Representative Cassidy agrees. “This is not the business we should be in, especially if we’re interested in safer communities and smaller prison populations. Corporations like this profit when people fail.” She also notes that Quinn has strongly supported the fight to stop CCA from building an immigrant prison in Crete in her bill to extend the private prison moratorium act.

“He put his muscle behind it,” she said. Would a candidate with a financial interest in private prisons have done the same? “There’s a stark difference between Quinn and Rauner. And it [Rauner’s investments] certainly doesn’t pass the sniff test,” she said.

“When elected officials have strong ties to private prison companies, you see sentencing laws become incredibly strict, the privatizing of services such as halfway houses and probation, and a market incentive to churn people through the system,” stated Sheila Bedi, Associate Clinical Law Professor at the Northwestern University Law School and an attorney with the Roderick and Solange MacArthur Justice Center, a public interest law firm.

Bedi should know. In 2010, as deputy legal director of the Southern Poverty Law Center, she filed suit against GEO Group for the rampant physical and sexual assaults, as well as psychological abuse, including prolonged solitary confinement, at the Walnut Grove Youth Correctional Facility, which housed boys ages 13-22, in Mississippi. Charges included numerous instances of staff having sex with the boys.

In 2012, the courts agreed with the charges, writing that the GEO-run prison “has allowed a cesspool of unconstitutional and inhuman acts and conditions to germinate, the sum of which places the offenders at substantial ongoing risk.” That year, GEO discontinued operating not only Walnut Grove, but also two other prisons with which it had contracted with Mississippi.

“Illinois’s criminal justice system is already desperately broken because of an overreliance on mass incarceration,” she told Truthout. “When you mix that with a profit incentive, you’ll get a complete disaster.

Keepin in Mind that it’s Not just Private Prisons

While GEO Group contributed $54,000 to Jerry Brown this year, the California Correctional Peace Officers Association, which represents guards in state-run prisons, has contributed $107,400. CCPOA has opposed prison privatization, equating the issue with a loss of state jobs.

Craig Gilmore is amember of Californians United for a Responsible Budget, which opposes all prison expansion and advocates for decarceration.
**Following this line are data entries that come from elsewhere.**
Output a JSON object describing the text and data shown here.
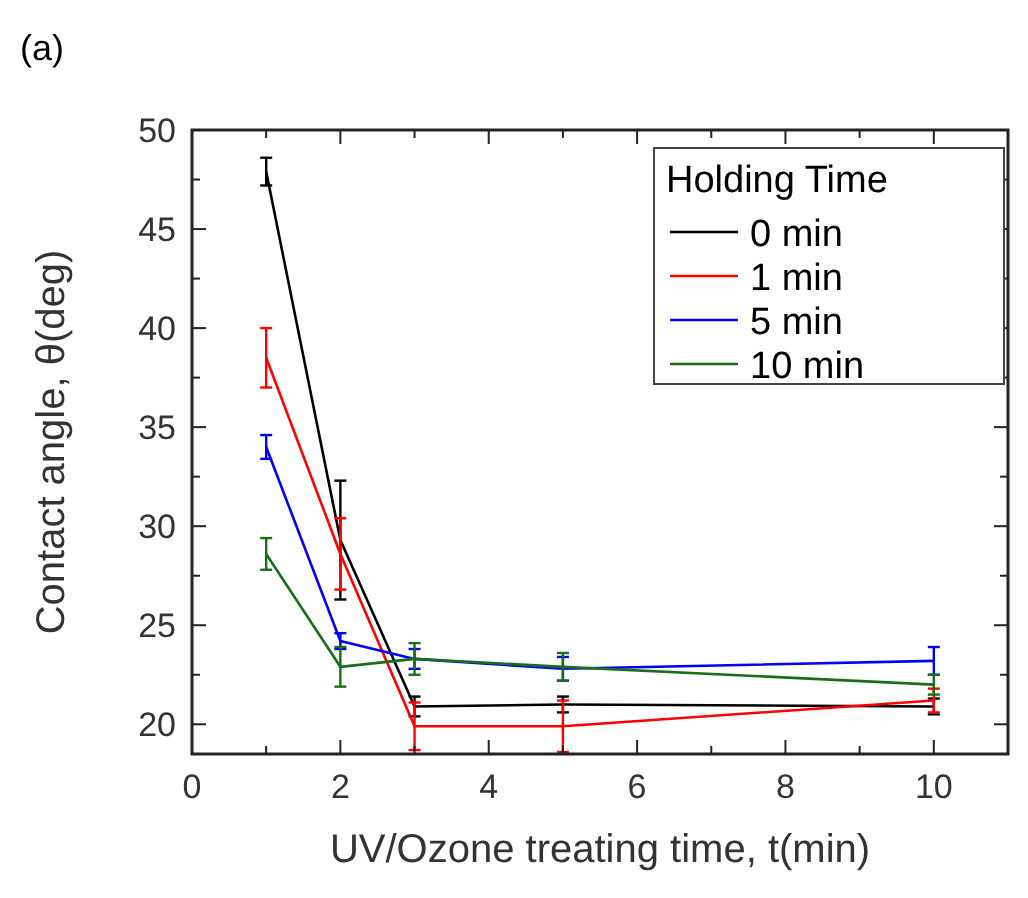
{
  "chart_data": {
    "type": "line",
    "title": "(a)",
    "xlabel": "UV/Ozone treating time, t(min)",
    "ylabel": "Contact angle, θ(deg)",
    "legend_title": "Holding Time",
    "legend": "top right",
    "x": [
      1,
      2,
      3,
      5,
      10
    ],
    "series": [
      {
        "name": "0 min",
        "color": "#000000",
        "values": [
          47.9,
          29.3,
          20.9,
          21.0,
          20.9
        ],
        "errors": [
          0.7,
          3.0,
          0.5,
          0.4,
          0.4
        ]
      },
      {
        "name": "1 min",
        "color": "#ff0000",
        "values": [
          38.5,
          28.6,
          19.9,
          19.9,
          21.2
        ],
        "errors": [
          1.5,
          1.8,
          1.2,
          1.3,
          0.6
        ]
      },
      {
        "name": "5 min",
        "color": "#0000ff",
        "values": [
          34.0,
          24.2,
          23.3,
          22.8,
          23.2
        ],
        "errors": [
          0.6,
          0.4,
          0.5,
          0.6,
          0.7
        ]
      },
      {
        "name": "10 min",
        "color": "#1a6e1a",
        "values": [
          28.6,
          22.9,
          23.3,
          22.9,
          22.0
        ],
        "errors": [
          0.8,
          1.0,
          0.8,
          0.7,
          0.5
        ]
      }
    ],
    "xlim": [
      0,
      11
    ],
    "ylim": [
      18.5,
      50
    ],
    "xticks": [
      0,
      2,
      4,
      6,
      8,
      10
    ],
    "yticks": [
      20,
      25,
      30,
      35,
      40,
      45,
      50
    ],
    "grid": false,
    "marker": "none",
    "line_style": "solid"
  }
}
He pointed out that contributions are not the total end game.

“Not having taken $54,000 from GEO wouldn’t make Brown’s politics – not even his prison politics – any better,” he said. But, it’s worth paying attention to who takes money “as a lens to focus on what the issues are that are not on the front page of The New York Times or The L.A. Times or even covered in the electoral race. Paying attention to campaign money is a way to see how a particular policy is emerging, learn what policies are still being fought out and learn about ways to get involved in changing these policies.”